L'agent d'immigration n'a pas commis d'erreur en soulignant que le système de points aurait donné au demandeur d'excellentes chances d'avoir gain de cause s'il avait présenté sa demande de résidence permanente à partir de l'étranger. Selon ce qu'affirme l'agent d'immigration, le demandeur, un demandeur débouté du statut de réfugié, [traduction] « [...] a décidé de ne pas présenter sa demande légalement, et a plutôt choisi de soudoyer les fonctionnaires en Chine afin que ceux-ci l'autorisent à se rendre à l'étranger » .
[3] Encore une fois, comme on l'a affirmé dans l'arrêt Legault, c'est à l'agent d'immigration et non pas aux tribunaux d'apprécier la preuve dans le cadre d'une demande fondée sur l'article 25 :
[11] [...] la pondération des facteurs pertinents demeure l'apanage du ministre ou de son délégué. [...] [I]l appartient à cet agent d'attribuer [...] le poids approprié dans les circonstances de l'espèce.
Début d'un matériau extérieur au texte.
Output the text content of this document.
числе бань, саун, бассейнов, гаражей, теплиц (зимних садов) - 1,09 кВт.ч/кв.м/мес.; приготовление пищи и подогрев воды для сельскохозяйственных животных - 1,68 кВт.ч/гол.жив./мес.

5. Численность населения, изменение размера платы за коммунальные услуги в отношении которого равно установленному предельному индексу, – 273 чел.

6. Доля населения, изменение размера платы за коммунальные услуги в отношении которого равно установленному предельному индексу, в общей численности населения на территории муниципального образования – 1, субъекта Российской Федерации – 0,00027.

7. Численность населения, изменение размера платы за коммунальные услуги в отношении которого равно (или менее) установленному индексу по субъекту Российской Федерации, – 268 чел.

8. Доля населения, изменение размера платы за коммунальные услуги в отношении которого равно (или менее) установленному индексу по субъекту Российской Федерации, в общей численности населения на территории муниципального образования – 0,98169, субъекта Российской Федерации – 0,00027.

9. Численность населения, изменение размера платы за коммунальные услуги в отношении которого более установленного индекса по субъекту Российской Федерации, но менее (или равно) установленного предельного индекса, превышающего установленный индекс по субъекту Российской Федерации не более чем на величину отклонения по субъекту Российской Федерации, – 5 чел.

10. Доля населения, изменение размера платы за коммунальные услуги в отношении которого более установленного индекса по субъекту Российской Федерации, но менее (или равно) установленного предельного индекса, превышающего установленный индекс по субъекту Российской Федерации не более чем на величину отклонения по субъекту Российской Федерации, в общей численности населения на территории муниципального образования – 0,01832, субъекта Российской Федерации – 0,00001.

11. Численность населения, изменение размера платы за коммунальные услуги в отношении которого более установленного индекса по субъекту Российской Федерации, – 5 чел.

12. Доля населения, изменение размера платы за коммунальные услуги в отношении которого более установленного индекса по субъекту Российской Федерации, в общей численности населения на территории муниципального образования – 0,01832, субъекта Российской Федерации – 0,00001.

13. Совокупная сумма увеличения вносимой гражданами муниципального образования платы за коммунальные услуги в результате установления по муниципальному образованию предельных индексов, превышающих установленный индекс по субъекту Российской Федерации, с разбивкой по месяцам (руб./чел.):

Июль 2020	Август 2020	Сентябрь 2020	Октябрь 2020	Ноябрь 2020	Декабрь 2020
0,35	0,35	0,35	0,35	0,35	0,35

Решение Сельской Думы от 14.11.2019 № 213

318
Ce n'est pas le rôle des tribunaux de procéder à un nouvel examen du poids accordé aux différents facteurs par les agents.
[4] En l'espèce, l'agent d'immigration a compris que le demandeur pratiquait la médecine chinoise traditionnelle et qu'il enseignait au Collègue canadien de médecine orientale à Vancouver. Cela ressort clairement de ses notes. Il est erroné d'affirmer que l'agent d'immigration n'a pas tenu compte de ces facteurs.
[5] En outre, l'agent d'immigration a conclu qu'il n'y avait pas suffisamment d'éléments de preuve pour établir que le retour du demandeur en Chine serait préjudiciable à des patients canadiens ou au fonctionnement du Collège. Cette conclusion n'est pas incompatible avec sa note suivant laquelle il y avait peu de médecins praticiens au Canada dans le domaine d'expertise du demandeur. Il était loisible à l'agent d'immigration de tirer cette conclusion de fait eu égard au contenu des lettres de trois des patients du demandeur et d'une lettre de la clinique où il travaillait. Ces lettres décrivaient des problèmes qu'avait déjà réglés le demandeur et ne faisaient aucun commentaire quant au préjudice que pouvaient subir les patients de la clinique du fait du départ du demandeur. Parler de [traduction] « préjudice » plutôt que de « difficultés inhabituelles, injustes ou indues » , dans les circonstances de l'espèce, ne constitue ni l'application d'un mauvais critère ni une erreur susceptible de contrôle.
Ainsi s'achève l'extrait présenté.